Showing 3 changed files with 10 additions and 6 deletions.
diff --git a/README.md b/README.md
@@ -376,7 +376,7 @@ Use `--url`/`-u` to get a list of downloadable resource URLs extracted from the
 | Site | URL | Videos? | Images? | Audios? |
 | :--: | :-- | :-----: | :-----: | :-----: |
 | **YouTube** | <https://www.youtube.com/>    |✓| | |
-| **Twitter** | <https://twitter.com/>        |✓|✓| |
+| **X (Twitter)** | <https://x.com/>        |✓|✓| |
 | VK          | <http://vk.com/>              |✓|✓| |
 | Vine        | <https://vine.co/>            |✓| | |
 | Vimeo       | <https://vimeo.com/>          |✓| | |

diff --git a/src/you_get/common.py b/src/you_get/common.py
@@ -113,6 +113,7 @@
     'veoh'             : 'veoh',
     'vine'             : 'vine',
     'vk'               : 'vk',
+    'x'                : 'twitter',
     'xiaokaxiu'        : 'yixia',
     'xiaojiadianvideo' : 'fc2video',
     'ximalaya'         : 'ximalaya',
@@ -1856,9 +1857,12 @@ def url_to_module(url):
         )
     else:
         try:
-            location = get_location(url) # t.co isn't happy with fake_headers
+            try:
+                location = get_location(url) # t.co isn't happy with fake_headers
+            except:
+                location = get_location(url, headers=fake_headers)
         except:
-            location = get_location(url, headers=fake_headers)

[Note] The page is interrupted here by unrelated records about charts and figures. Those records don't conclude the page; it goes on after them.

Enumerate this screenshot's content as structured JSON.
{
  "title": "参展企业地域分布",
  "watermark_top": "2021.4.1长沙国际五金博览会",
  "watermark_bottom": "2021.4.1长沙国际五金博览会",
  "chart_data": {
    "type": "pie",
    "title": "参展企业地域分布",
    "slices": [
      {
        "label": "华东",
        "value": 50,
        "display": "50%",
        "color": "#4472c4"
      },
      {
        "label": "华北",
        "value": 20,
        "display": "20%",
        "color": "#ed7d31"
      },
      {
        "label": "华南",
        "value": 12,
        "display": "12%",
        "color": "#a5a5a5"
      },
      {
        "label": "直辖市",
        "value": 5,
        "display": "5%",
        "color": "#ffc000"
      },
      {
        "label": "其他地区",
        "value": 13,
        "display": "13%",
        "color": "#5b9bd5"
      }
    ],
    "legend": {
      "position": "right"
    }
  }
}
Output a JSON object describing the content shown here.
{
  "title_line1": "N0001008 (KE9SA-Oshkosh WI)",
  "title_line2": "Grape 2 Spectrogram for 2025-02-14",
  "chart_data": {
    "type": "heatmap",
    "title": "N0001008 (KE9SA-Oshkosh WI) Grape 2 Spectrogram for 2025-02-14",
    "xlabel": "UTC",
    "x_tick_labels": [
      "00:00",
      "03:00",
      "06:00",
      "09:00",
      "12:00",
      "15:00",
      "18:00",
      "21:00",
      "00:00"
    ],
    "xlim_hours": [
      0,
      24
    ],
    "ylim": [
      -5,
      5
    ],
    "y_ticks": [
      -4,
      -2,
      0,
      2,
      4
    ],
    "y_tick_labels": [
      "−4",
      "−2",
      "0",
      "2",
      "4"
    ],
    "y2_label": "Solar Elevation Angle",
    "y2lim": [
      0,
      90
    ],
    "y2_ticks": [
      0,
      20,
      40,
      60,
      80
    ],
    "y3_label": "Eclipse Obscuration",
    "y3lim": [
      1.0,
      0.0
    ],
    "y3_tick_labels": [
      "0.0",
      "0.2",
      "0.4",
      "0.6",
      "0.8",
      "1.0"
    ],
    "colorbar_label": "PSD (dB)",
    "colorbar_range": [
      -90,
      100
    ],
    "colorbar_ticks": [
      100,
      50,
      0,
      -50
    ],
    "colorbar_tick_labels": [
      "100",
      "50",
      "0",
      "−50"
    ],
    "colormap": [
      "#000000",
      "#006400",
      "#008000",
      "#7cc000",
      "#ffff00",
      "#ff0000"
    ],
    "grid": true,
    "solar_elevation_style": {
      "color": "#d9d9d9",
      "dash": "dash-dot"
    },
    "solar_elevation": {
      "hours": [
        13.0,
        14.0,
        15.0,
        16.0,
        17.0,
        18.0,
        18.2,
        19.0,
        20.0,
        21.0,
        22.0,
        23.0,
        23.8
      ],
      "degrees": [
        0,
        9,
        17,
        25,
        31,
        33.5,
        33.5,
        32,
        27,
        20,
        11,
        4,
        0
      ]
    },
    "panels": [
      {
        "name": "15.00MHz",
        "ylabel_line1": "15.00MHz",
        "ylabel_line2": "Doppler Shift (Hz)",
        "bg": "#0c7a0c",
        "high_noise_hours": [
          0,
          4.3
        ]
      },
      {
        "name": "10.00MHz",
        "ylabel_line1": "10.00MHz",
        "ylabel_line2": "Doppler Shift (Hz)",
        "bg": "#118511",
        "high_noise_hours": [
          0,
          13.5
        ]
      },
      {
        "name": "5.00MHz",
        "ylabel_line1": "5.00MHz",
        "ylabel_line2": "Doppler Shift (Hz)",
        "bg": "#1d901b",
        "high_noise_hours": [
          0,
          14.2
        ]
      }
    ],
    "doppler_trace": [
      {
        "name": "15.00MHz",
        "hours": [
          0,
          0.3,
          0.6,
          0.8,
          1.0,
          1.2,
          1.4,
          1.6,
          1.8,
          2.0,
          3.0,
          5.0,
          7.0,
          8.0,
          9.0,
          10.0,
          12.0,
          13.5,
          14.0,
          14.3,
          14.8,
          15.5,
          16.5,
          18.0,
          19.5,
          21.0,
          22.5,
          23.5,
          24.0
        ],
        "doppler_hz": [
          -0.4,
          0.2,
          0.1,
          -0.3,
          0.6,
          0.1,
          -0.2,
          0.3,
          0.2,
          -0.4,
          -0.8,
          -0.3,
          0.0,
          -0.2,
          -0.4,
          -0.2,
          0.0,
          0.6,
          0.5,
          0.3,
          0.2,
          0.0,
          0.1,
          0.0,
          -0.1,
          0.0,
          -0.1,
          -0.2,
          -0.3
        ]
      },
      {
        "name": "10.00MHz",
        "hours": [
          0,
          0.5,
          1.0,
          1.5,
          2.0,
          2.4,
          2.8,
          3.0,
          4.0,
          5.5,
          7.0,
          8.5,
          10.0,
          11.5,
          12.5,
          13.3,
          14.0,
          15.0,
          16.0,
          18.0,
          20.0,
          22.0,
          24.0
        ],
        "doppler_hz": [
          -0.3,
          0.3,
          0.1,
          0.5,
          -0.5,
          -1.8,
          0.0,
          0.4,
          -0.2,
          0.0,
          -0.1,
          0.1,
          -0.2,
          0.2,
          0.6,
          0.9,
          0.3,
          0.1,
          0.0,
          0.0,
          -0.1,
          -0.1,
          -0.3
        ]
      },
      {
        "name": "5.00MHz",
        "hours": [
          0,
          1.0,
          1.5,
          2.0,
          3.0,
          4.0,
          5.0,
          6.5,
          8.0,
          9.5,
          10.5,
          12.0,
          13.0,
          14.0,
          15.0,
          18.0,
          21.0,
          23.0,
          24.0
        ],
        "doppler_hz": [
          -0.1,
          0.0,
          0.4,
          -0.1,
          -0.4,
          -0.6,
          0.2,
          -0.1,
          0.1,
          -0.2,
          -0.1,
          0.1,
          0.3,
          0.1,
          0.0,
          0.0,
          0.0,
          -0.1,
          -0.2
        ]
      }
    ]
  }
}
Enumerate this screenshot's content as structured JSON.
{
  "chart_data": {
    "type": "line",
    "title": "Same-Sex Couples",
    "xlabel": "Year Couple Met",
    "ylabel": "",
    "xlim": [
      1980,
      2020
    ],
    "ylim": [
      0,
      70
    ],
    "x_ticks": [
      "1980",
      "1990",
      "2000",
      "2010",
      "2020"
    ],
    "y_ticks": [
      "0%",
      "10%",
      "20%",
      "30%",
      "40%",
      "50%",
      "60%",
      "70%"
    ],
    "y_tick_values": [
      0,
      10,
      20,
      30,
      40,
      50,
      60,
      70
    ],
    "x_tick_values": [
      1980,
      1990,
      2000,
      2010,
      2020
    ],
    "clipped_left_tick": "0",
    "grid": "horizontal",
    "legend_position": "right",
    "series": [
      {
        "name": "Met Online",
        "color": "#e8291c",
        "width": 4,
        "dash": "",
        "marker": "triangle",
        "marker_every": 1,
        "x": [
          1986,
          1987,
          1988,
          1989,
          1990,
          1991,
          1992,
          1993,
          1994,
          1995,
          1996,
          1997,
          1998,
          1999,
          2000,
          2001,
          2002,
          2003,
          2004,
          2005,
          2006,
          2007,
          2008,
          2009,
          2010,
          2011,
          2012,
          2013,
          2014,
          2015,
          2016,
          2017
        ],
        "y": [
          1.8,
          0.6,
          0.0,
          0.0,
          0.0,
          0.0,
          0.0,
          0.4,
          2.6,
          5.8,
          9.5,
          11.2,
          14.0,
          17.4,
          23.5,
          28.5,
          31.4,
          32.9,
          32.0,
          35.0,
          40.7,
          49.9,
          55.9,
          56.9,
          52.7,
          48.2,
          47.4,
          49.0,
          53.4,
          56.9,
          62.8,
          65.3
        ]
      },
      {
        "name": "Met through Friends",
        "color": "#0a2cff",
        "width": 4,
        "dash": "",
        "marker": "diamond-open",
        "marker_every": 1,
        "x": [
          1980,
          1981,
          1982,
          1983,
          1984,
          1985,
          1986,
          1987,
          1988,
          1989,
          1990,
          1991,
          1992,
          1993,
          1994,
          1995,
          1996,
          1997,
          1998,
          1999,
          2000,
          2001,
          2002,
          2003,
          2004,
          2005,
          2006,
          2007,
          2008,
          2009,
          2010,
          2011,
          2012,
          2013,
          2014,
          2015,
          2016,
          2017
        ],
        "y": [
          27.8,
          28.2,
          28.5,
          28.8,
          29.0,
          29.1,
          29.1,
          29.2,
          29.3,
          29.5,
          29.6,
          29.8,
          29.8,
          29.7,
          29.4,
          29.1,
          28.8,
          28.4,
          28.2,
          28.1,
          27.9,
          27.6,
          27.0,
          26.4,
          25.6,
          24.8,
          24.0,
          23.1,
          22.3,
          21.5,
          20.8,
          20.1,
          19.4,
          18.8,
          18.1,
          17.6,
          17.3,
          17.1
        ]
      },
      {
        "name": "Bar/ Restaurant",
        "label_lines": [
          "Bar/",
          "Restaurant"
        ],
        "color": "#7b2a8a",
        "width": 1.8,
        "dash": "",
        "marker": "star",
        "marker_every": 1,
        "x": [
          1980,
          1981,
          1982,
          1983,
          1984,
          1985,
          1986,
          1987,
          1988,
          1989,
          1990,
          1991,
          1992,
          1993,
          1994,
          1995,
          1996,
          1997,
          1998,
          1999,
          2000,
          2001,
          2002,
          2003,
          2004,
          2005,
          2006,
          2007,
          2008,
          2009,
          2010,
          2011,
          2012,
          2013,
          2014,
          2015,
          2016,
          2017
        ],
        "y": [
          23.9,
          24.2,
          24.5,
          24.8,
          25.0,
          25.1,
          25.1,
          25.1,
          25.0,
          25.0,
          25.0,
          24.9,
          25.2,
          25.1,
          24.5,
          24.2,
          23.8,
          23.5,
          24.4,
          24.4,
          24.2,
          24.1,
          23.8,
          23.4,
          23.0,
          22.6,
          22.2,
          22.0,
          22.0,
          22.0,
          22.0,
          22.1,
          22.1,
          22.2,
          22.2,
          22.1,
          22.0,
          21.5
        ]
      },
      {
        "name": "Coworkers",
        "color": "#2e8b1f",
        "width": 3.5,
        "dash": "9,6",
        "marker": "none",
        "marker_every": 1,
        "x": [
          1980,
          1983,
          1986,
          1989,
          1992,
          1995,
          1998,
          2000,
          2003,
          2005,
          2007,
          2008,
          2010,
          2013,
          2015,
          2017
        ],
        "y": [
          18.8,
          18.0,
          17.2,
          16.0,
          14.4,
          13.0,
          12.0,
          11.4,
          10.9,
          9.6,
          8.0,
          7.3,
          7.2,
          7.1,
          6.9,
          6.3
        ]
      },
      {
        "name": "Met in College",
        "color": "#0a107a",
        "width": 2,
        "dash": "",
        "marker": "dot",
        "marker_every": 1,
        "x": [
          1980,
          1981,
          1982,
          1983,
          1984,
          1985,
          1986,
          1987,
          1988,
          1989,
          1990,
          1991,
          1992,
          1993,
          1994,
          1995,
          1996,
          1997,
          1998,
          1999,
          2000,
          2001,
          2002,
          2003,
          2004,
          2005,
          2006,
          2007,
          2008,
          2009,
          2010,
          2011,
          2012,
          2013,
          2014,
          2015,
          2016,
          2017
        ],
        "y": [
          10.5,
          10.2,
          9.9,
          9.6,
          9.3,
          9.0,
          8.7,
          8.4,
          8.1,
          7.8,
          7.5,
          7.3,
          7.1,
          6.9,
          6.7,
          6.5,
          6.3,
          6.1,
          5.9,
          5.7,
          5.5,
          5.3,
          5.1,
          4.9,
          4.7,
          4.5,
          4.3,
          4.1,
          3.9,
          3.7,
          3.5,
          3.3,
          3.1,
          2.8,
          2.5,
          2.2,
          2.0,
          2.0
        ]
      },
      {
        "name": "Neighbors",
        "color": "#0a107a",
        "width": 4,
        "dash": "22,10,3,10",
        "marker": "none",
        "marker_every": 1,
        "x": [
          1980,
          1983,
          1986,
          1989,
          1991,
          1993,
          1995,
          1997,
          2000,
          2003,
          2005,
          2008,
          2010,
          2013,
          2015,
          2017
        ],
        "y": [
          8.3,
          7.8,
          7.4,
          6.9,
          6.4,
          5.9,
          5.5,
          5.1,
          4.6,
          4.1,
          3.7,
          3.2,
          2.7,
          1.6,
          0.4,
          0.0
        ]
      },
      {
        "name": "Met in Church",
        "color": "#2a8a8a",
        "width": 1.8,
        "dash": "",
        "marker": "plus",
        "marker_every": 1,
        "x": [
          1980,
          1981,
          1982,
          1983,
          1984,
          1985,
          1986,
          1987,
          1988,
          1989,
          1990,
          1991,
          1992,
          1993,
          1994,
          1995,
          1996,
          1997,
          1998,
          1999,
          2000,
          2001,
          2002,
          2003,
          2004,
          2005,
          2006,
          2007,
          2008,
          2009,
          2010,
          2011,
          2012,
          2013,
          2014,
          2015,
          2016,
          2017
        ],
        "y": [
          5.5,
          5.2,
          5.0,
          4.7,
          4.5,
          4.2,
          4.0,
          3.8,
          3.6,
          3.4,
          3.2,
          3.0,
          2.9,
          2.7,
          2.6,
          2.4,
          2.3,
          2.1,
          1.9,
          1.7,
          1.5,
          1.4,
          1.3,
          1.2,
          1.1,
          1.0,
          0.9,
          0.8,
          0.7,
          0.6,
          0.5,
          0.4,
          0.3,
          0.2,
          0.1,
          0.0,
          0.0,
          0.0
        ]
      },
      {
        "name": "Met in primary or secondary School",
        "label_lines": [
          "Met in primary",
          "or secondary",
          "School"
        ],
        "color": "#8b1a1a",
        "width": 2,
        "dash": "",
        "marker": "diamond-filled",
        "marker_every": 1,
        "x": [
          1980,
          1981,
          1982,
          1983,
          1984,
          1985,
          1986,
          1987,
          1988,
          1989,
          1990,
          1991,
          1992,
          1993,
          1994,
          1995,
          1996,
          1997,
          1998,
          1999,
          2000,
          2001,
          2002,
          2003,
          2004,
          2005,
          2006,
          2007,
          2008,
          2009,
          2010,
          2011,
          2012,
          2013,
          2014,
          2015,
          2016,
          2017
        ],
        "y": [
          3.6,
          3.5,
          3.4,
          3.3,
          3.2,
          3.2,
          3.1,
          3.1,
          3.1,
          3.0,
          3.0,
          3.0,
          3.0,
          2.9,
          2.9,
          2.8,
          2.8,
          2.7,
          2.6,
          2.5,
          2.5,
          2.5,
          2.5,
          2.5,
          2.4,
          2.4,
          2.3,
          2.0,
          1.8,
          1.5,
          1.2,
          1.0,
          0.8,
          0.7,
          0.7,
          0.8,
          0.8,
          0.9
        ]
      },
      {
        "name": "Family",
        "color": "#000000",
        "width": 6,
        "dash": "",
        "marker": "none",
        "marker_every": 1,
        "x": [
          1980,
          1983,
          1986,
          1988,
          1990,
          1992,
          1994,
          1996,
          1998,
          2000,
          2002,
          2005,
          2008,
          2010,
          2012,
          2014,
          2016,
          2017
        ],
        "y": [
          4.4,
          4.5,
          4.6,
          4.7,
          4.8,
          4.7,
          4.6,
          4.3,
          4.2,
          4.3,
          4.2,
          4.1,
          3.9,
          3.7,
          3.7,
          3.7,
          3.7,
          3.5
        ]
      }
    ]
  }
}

+            location = get_location(url, headers=fake_headers, get_method='GET')
 
         if location and location != url and not location.startswith('/'):
             return url_to_module(location)

diff --git a/src/you_get/extractors/twitter.py b/src/you_get/extractors/twitter.py
@@ -34,9 +34,9 @@ def twitter_download(url, output_dir='.', merge=True, info_only=False, **kwargs)
                              **kwargs)
         return
 
-    m = re.match('^https?://(mobile\.)?twitter\.com/([^/]+)/status/(\d+)', url)
+    m = re.match('^https?://(mobile\.)?(x|twitter)\.com/([^/]+)/status/(\d+)', url)
     assert m
-    screen_name, item_id = m.group(2), m.group(3)
+    screen_name, item_id = m.group(3), m.group(4)
     page_title = "{} [{}]".format(screen_name, item_id)
 
     # FIXME: this API won't work for protected or nsfw contents
@@ -77,6 +77,6 @@ def twitter_download(url, output_dir='.', merge=True, info_only=False, **kwargs)
     # TODO: should we deal with quoted tweets?
 
 
-site_info = "Twitter.com"
+site_info = "X.com"
 download = twitter_download
 download_playlist = playlist_not_supported('twitter')